Moi, Tituba sorcière / Maryse Condé

Folio, 1988

Folio, 1988

Man Yaya m'apprit les plantes...
Man Yaya m'apprit à écouter le vent quand il se lève et à mesurer ses forces au-dessus des cases qu'il se prépare à broyer.
Man Yaya m'apprit la mer. Les montagnes et les mornes.
Elle m'apprit que tout vit, tout a une âme, un souffle. Que tout doit être respecté. Que l'homme n'est pas un maître parcourant à cheval son royaume.

Ce livre dont le titre complet est "Moi, Tituba sorcière...Noire de Salem" est paru pour la première fois au Mercure de France en 1986. Il s'agit pour moi d'une relecture, ayant trouvé par hasard ce livre dans une boite à livres durant les vacances. 

L'histoire débute au XVIIe siècle à la Barbade, une île antillaise faisant partie des colonies britanniques. 

La petite Tituba apprend très vite qu'elle est le fruit d'un viol, sa mère Abena a été en effet violentée par un des marins anglais sur le bateau négrier qui la menait vers les Antilles.

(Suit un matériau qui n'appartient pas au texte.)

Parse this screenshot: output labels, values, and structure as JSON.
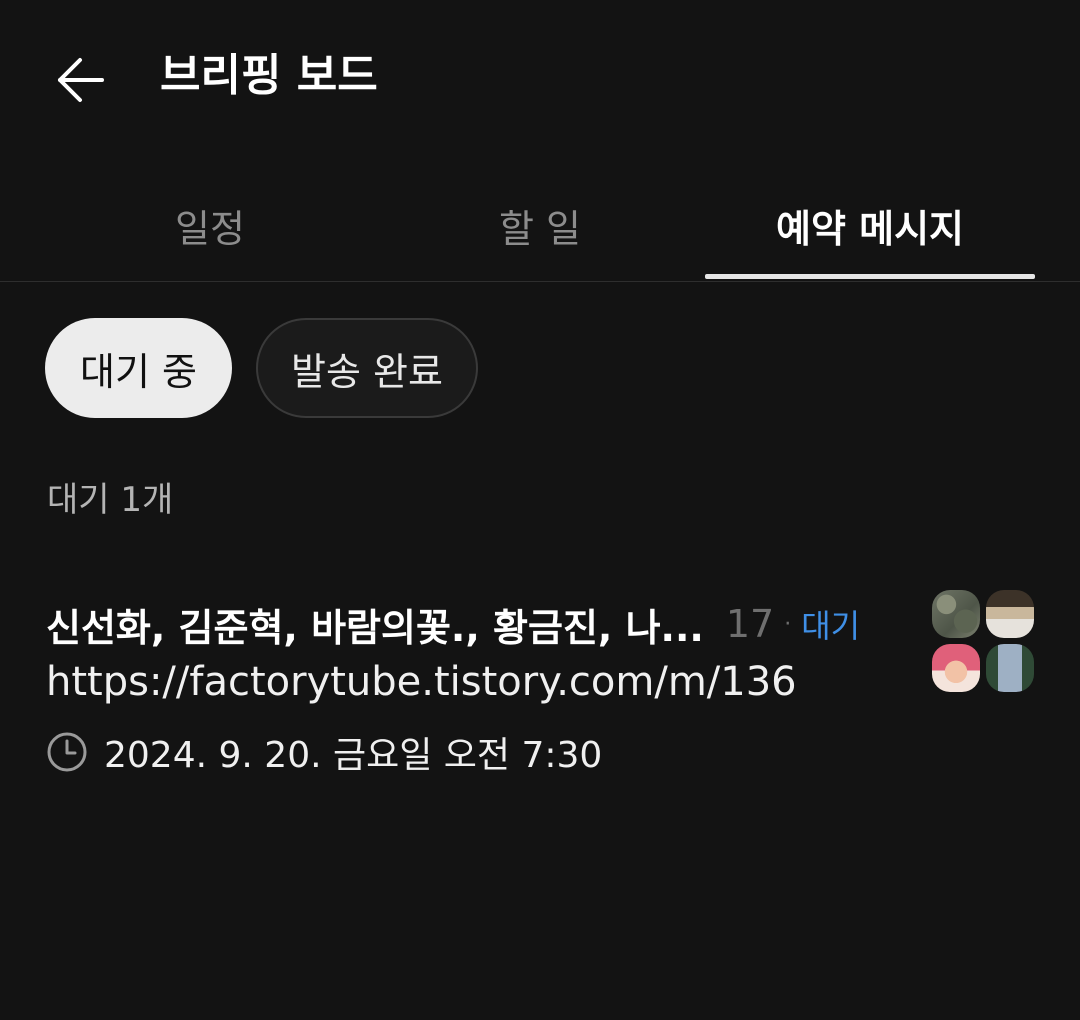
{
  "header": {
    "title": "브리핑 보드",
    "back_icon": "arrow-left-icon"
  },
  "tabs": [
    {
      "label": "일정",
      "active": false
    },
    {
      "label": "할 일",
      "active": false
    },
    {
      "label": "예약 메시지",
      "active": true
    }
  ],
  "filters": {
    "pending_label": "대기 중",
    "sent_label": "발송 완료",
    "selected": "pending"
  },
  "section": {
    "count_label": "대기 1개"
  },
  "messages": [
    {
      "recipients": "신선화, 김준혁, 바람의꽃., 황금진, 나...",
      "recipient_count": "17",
      "separator": "·",
      "status": "대기",
      "status_color": "#3f8fe6",
      "content": "https://factorytube.tistory.com/m/136",
      "scheduled_time": "2024. 9. 20. 금요일 오전 7:30",
      "time_icon": "clock-icon"
    }
  ],
  "colors": {
    "background": "#131313",
    "tab_indicator": "#e6e6e6",
    "chip_selected_bg": "#ececec",
    "chip_unselected_bg": "#1b1b1b"
  }
}
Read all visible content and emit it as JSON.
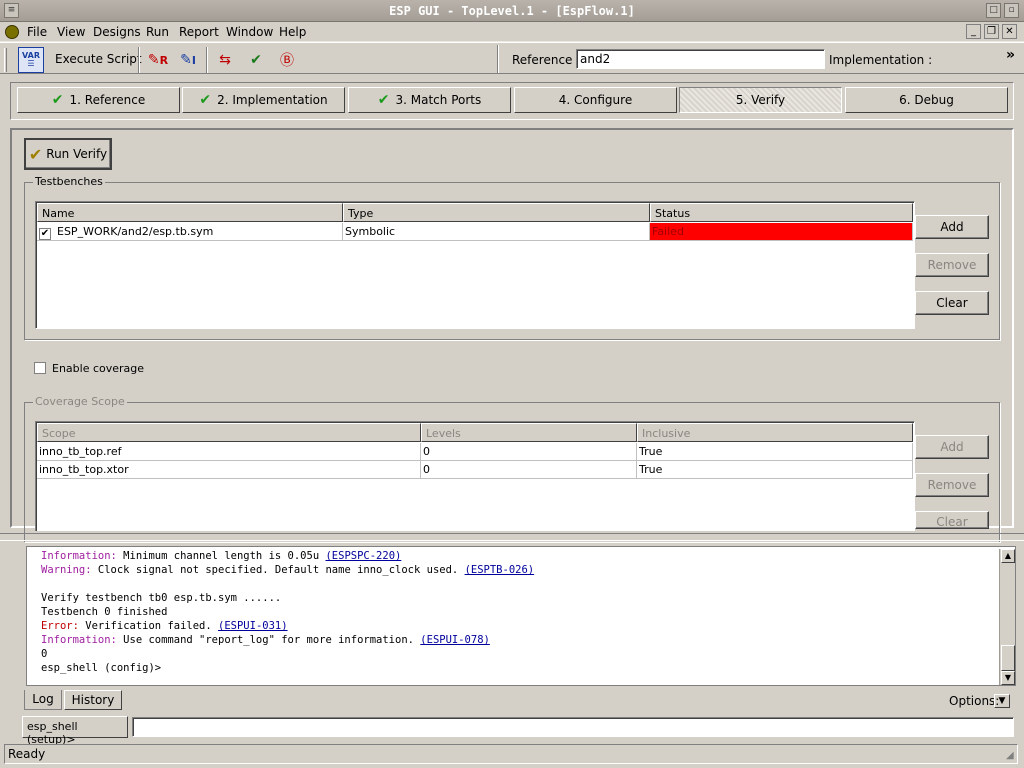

Abena n'aime pas sa fille et ne lui témoigne aucun signe d'affection. La petite fille se réfugie auprès de Yao le nouvel amant de sa mère qui va beaucoup s'attacher à elle. Mais Abena blesse gravement le maître blanc qui veut abuser d'elle. Elle sera pendue sous les yeux de Tituba...Peu après, Yao est vendu et se suicide durant son transfert. 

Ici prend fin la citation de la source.